Here is a longer elaboration to the question in the comment above. (Since I need more than 1000 characters, I post this as an Answer.)
In one window run this:
USE tempdb
go
DROP DATABASE IF EXISTS isolocktest
CREATE DATABASE isolocktest
go
USE isolocktest
go
CREATE TABLE sometable (id int NOT NULL,
name sysname NOT NULL,
CONSTRAINT pk_sometable PRIMARY KEY(id)
)
INSERT sometable(id, name)
SELECT object_id, name FROM sys.objects
BEGIN TRANSACTION
SELECT name FROM sometable WITH (REPEATABLEREAD) WHERE id = 6
SELECT name FROM sometable WHERE id = 7
The output is sysclones and sysallocunits.

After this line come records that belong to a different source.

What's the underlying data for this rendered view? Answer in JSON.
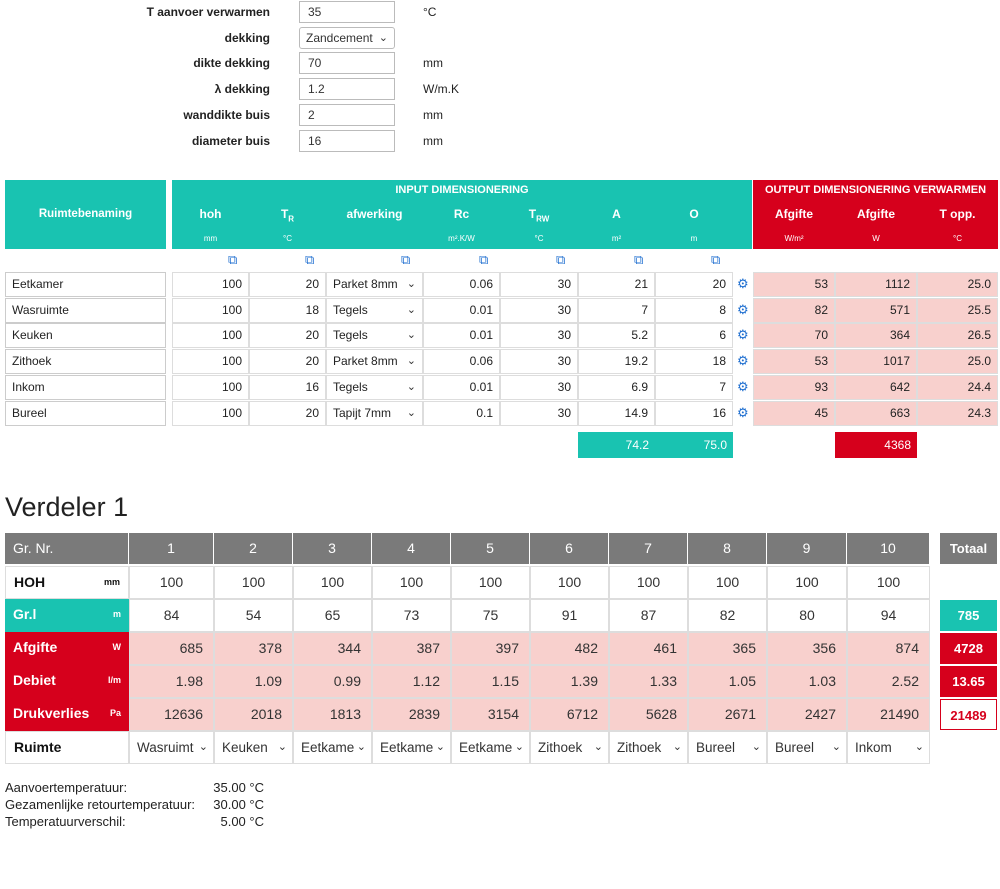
{
  "settings": [
    {
      "label": "T aanvoer verwarmen",
      "value": "35",
      "unit": "°C",
      "type": "input"
    },
    {
      "label": "dekking",
      "value": "Zandcement",
      "unit": "",
      "type": "select"
    },
    {
      "label": "dikte dekking",
      "value": "70",
      "unit": "mm",
      "type": "input"
    },
    {
      "label": "λ dekking",
      "value": "1.2",
      "unit": "W/m.K",
      "type": "input"
    },
    {
      "label": "wanddikte buis",
      "value": "2",
      "unit": "mm",
      "type": "input"
    },
    {
      "label": "diameter buis",
      "value": "16",
      "unit": "mm",
      "type": "input"
    }
  ],
  "table": {
    "room_header": "Ruimtebenaming",
    "input_header": "INPUT DIMENSIONERING",
    "output_header": "OUTPUT DIMENSIONERING VERWARMEN",
    "input_cols": [
      {
        "main": "hoh",
        "sub": "",
        "unit": "mm"
      },
      {
        "main": "T",
        "sub": "R",
        "unit": "°C"
      },
      {
        "main": "afwerking",
        "sub": "",
        "unit": ""
      },
      {
        "main": "Rc",
        "sub": "",
        "unit": "m².K/W"
      },
      {
        "main": "T",
        "sub": "RW",
        "unit": "°C"
      },
      {
        "main": "A",
        "sub": "",
        "unit": "m²"
      },
      {
        "main": "O",
        "sub": "",
        "unit": "m"
      }
    ],
    "output_cols": [
      {
        "main": "Afgifte",
        "unit": "W/m²"
      },
      {
        "main": "Afgifte",
        "unit": "W"
      },
      {
        "main": "T opp.",
        "unit": "°C"
      }
    ],
    "rows": [
      {
        "name": "Eetkamer",
        "hoh": "100",
        "tr": "20",
        "afwerking": "Parket 8mm",
        "rc": "0.06",
        "trw": "30",
        "a": "21",
        "o": "20",
        "afg_m2": "53",
        "afg_w": "1112",
        "topp": "25.0"
      },
      {
        "name": "Wasruimte",
        "hoh": "100",
        "tr": "18",
        "afwerking": "Tegels",
        "rc": "0.01",
        "trw": "30",
        "a": "7",
        "o": "8",
        "afg_m2": "82",
        "afg_w": "571",
        "topp": "25.5"
      },
      {
        "name": "Keuken",
        "hoh": "100",
        "tr": "20",
        "afwerking": "Tegels",
        "rc": "0.01",
        "trw": "30",
        "a": "5.2",
        "o": "6",
        "afg_m2": "70",
        "afg_w": "364",
        "topp": "26.5"
      },
      {
        "name": "Zithoek",
        "hoh": "100",
        "tr": "20",
        "afwerking": "Parket 8mm",
        "rc": "0.06",
        "trw": "30",
        "a": "19.2",
        "o": "18",
        "afg_m2": "53",
        "afg_w": "1017",
        "topp": "25.0"
      },
      {
        "name": "Inkom",
        "hoh": "100",
        "tr": "16",
        "afwerking": "Tegels",
        "rc": "0.01",
        "trw": "30",
        "a": "6.9",
        "o": "7",
        "afg_m2": "93",
        "afg_w": "642",
        "topp": "24.4"
      },
      {
        "name": "Bureel",
        "hoh": "100",
        "tr": "20",
        "afwerking": "Tapijt 7mm",
        "rc": "0.1",
        "trw": "30",
        "a": "14.9",
        "o": "16",
        "afg_m2": "45",
        "afg_w": "663",
        "topp": "24.3"
      }
    ],
    "totals": {
      "a": "74.2",
      "o": "75.0",
      "afg_w": "4368"
    }
  },
  "verdeler": {
    "title": "Verdeler 1",
    "head_label": "Gr. Nr.",
    "total_label": "Totaal",
    "groups": [
      "1",
      "2",
      "3",
      "4",
      "5",
      "6",
      "7",
      "8",
      "9",
      "10"
    ],
    "rows": {
      "hoh": {
        "label": "HOH",
        "unit": "mm",
        "values": [
          "100",
          "100",
          "100",
          "100",
          "100",
          "100",
          "100",
          "100",
          "100",
          "100"
        ],
        "total": ""
      },
      "grl": {
        "label": "Gr.l",
        "unit": "m",
        "values": [
          "84",
          "54",
          "65",
          "73",
          "75",
          "91",
          "87",
          "82",
          "80",
          "94"
        ],
        "total": "785"
      },
      "afgifte": {
        "label": "Afgifte",
        "unit": "W",
        "values": [
          "685",
          "378",
          "344",
          "387",
          "397",
          "482",
          "461",
          "365",
          "356",
          "874"
        ],
        "total": "4728"
      },
      "debiet": {
        "label": "Debiet",
        "unit": "l/m",
        "values": [
          "1.98",
          "1.09",
          "0.99",
          "1.12",
          "1.15",
          "1.39",
          "1.33",
          "1.05",
          "1.03",
          "2.52"
        ],
        "total": "13.65"
      },
      "drukverlies": {
        "label": "Drukverlies",
        "unit": "Pa",
        "values": [
          "12636",
          "2018",
          "1813",
          "2839",
          "3154",
          "6712",
          "5628",
          "2671",
          "2427",
          "21490"
        ],
        "total": "21489"
      },
      "ruimte": {
        "label": "Ruimte",
        "unit": "",
        "values": [
          "Wasruimt",
          "Keuken",
          "Eetkame",
          "Eetkame",
          "Eetkame",
          "Zithoek",
          "Zithoek",
          "Bureel",
          "Bureel",
          "Inkom"
        ],
        "total": ""
      }
    }
  },
  "summary": [
    {
      "label": "Aanvoertemperatuur:",
      "value": "35.00 °C"
    },
    {
      "label": "Gezamenlijke retourtemperatuur:",
      "value": "30.00 °C"
    },
    {
      "label": "Temperatuurverschil:",
      "value": "5.00 °C"
    }
  ],
  "colors": {
    "teal": "#19c3b1",
    "red": "#d6001c",
    "pink": "#f8d0cd",
    "grey_header": "#7a7a7a",
    "icon_blue": "#1f6fd0"
  }
}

Now open a second query window and run this:
USE isolocktest
go
UPDATE sometable SET name = 'Paris' WHERE id = 7
UPDATE sometable SET name = 'Madrid' WHERE id = 6
go
USE tempdb
This script will hang on the second UPDATE statement, as it is being blocked by the REPEATABLEREAD hint, which is implemented with a shared lock.
Now go back to the first window and run:
SELECT name FROM sometable WHERE id = 6
SELECT name FROM sometable WHERE id = 7
go
COMMIT TRANSACTION
The output is sysclones and Paris.
Thus, we can see that READ COMMITTED applies the row with id = 7, since we now see the new value. And, it seems that because we applied REPEATABLE READ, this isolation level applies to id = 6, as we still see the old value. But this is not really the case. This is only an artefact of the locking applied. Because of the lock, the other process was stalled, and could not perform its update until the other process had committed.
But imagine that REPEATABLE READ had been implemented by reading from the version store, just like READ COMMITTED might be. In this case, the UPDATE process would not have been blocked. And in this case the second read of id = 6 would have returned Madrid, since the second read of this row is performed under the isolation level READ COMMITTED.